I hugged my son, long and hard, as his shoulders heaved and he let out the emotions that had roiled just below the surface all day. His sobs brought tears to my eyes and I held him so tightly, willing the pain to go away.
And yet, I know, pain has a purpose. But, that doesn’t keep me from getting angry about it when it visits my son again and again.
It’s almost Christmas in the snowy Midwest, which usually conjures Currier & Ives visions–Rockwellian scenes of family around the hearth, rosy-cheeked children sledding, cookies baking in the oven. In my house, we have some of that. Stockings hung over the fire. Presents wrapped under the tree.
We also have some rather chronic situations.
The detail on those situations is unimportant. They are just tough family issues that we deal with, as I am sure many families do. But if I struggle with them as an adult, I can only imagine how difficult my 12-year-old finds the same.
I do what I can do tonight. I make hot chocolate, put on the Christmas music and pull out the presents he needs to wrap for his aunts. Within the hour, he is smiling and even choosing Christmas carols from my playlist.

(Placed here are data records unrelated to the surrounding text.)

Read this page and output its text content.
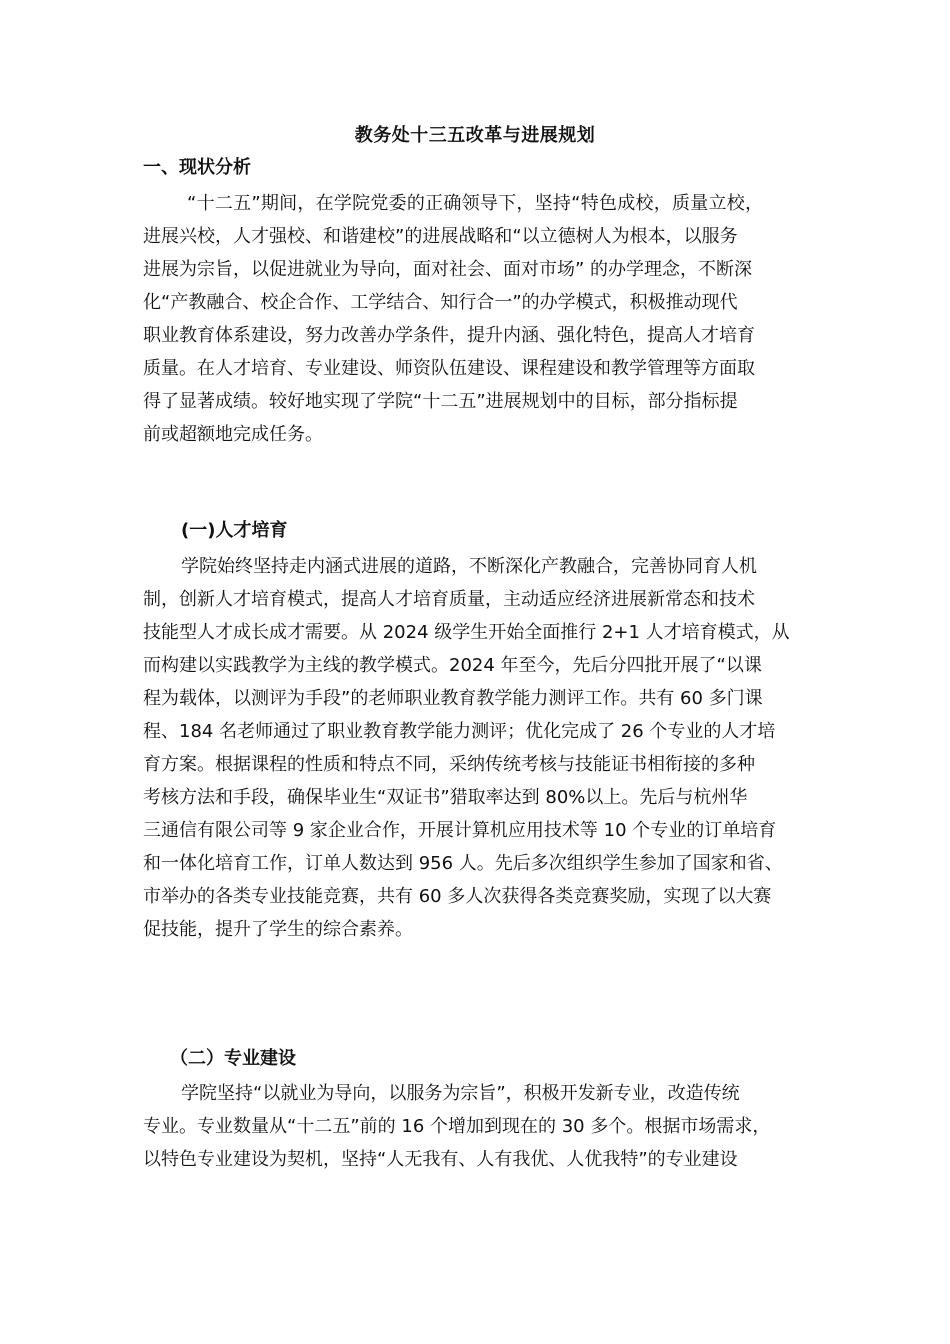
教务处十三五改革与进展规划
一、现状分析
“十二五”期间，在学院党委的正确领导下，坚持“特色成校，质量立校，
进展兴校，人才强校、和谐建校”的进展战略和“以立德树人为根本，以服务
进展为宗旨，以促进就业为导向，面对社会、面对市场” 的办学理念，不断深
化“产教融合、校企合作、工学结合、知行合一”的办学模式，积极推动现代
职业教育体系建设，努力改善办学条件，提升内涵、强化特色，提高人才培育
质量。在人才培育、专业建设、师资队伍建设、课程建设和教学管理等方面取
得了显著成绩。较好地实现了学院“十二五”进展规划中的目标，部分指标提
前或超额地完成任务。
(一)人才培育
学院始终坚持走内涵式进展的道路，不断深化产教融合，完善协同育人机
制，创新人才培育模式，提高人才培育质量，主动适应经济进展新常态和技术
技能型人才成长成才需要。从 2024 级学生开始全面推行 2+1 人才培育模式，从
而构建以实践教学为主线的教学模式。2024 年至今，先后分四批开展了“以课
程为载体，以测评为手段”的老师职业教育教学能力测评工作。共有 60 多门课
程、184 名老师通过了职业教育教学能力测评；优化完成了 26 个专业的人才培
育方案。根据课程的性质和特点不同，采纳传统考核与技能证书相衔接的多种
考核方法和手段，确保毕业生“双证书”猎取率达到 80%以上。先后与杭州华
三通信有限公司等 9 家企业合作，开展计算机应用技术等 10 个专业的订单培育
和一体化培育工作，订单人数达到 956 人。先后多次组织学生参加了国家和省、
市举办的各类专业技能竞赛，共有 60 多人次获得各类竞赛奖励，实现了以大赛
促技能，提升了学生的综合素养。
（二）专业建设
学院坚持“以就业为导向，以服务为宗旨”，积极开发新专业，改造传统
专业。专业数量从“十二五”前的 16 个增加到现在的 30 多个。根据市场需求，
以特色专业建设为契机，坚持“人无我有、人有我优、人优我特”的专业建设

I don’t want to make light of it. I’m no miracle worker. I am Mom, though—and while I cried tonight because I feel inadequate to help him with this pain, there is a reason Mom starts with a capital letter. At times, my hug, my presence, my unconditional love, is enough to keep troubles at bay—at least for an evening.
I cried tonight because I was angry. In the same way that my son does not understand why he seems to get thrown curveballs other kids don’t have to field, I grapple with the seeming unfairness of it also. And I look at the tiny arsenal I have at my disposal. My rather limited tools to fight back—against life, fate, whatever this is—seem laughable at times. How do I make chronic tough bits better?
I don’t. I’ve realized, now that the cry is over and the calm has set in, that I don’t make the chronic tough bits better. I alleviate pain temporarily. But really, what I do, is help my son to cope with challenges, with pain. To dive into them. To feel his anger, his disappointment. And then, to feel what lies underneath those—a deep sadness for what might have been, what never will be, what is. I cook dinner. I run baths. I play the Christmas carols. I pay bills. I am, if nothing else, a solid, unwavering presence. He knows who I am. Hell, everyone knows who I am. I make no secret of it. Love me or not—here I am. I have to believe that unflappable solidity helps him somehow.
I help him realize these feelings will not be the death of him. That there will be good days and bad days. That sometimes hot chocolate will have to be enough to bring joy. And other times, we will be elated at an unexpected smile the Universe throws our way. Life is carving out space in him—he will hold multitudes, like it or not. Perhaps more multitudes than many of his peers will be asked to hold. So be it.
Holding space for someone is a sacred endeavor. Here’s wishing you the space a loved one has carved out for you this holiday season. May you see it, feel it, breathe it in and relax into that unconditional love. When it comes down to it, this is what this Christmas season is about anyway.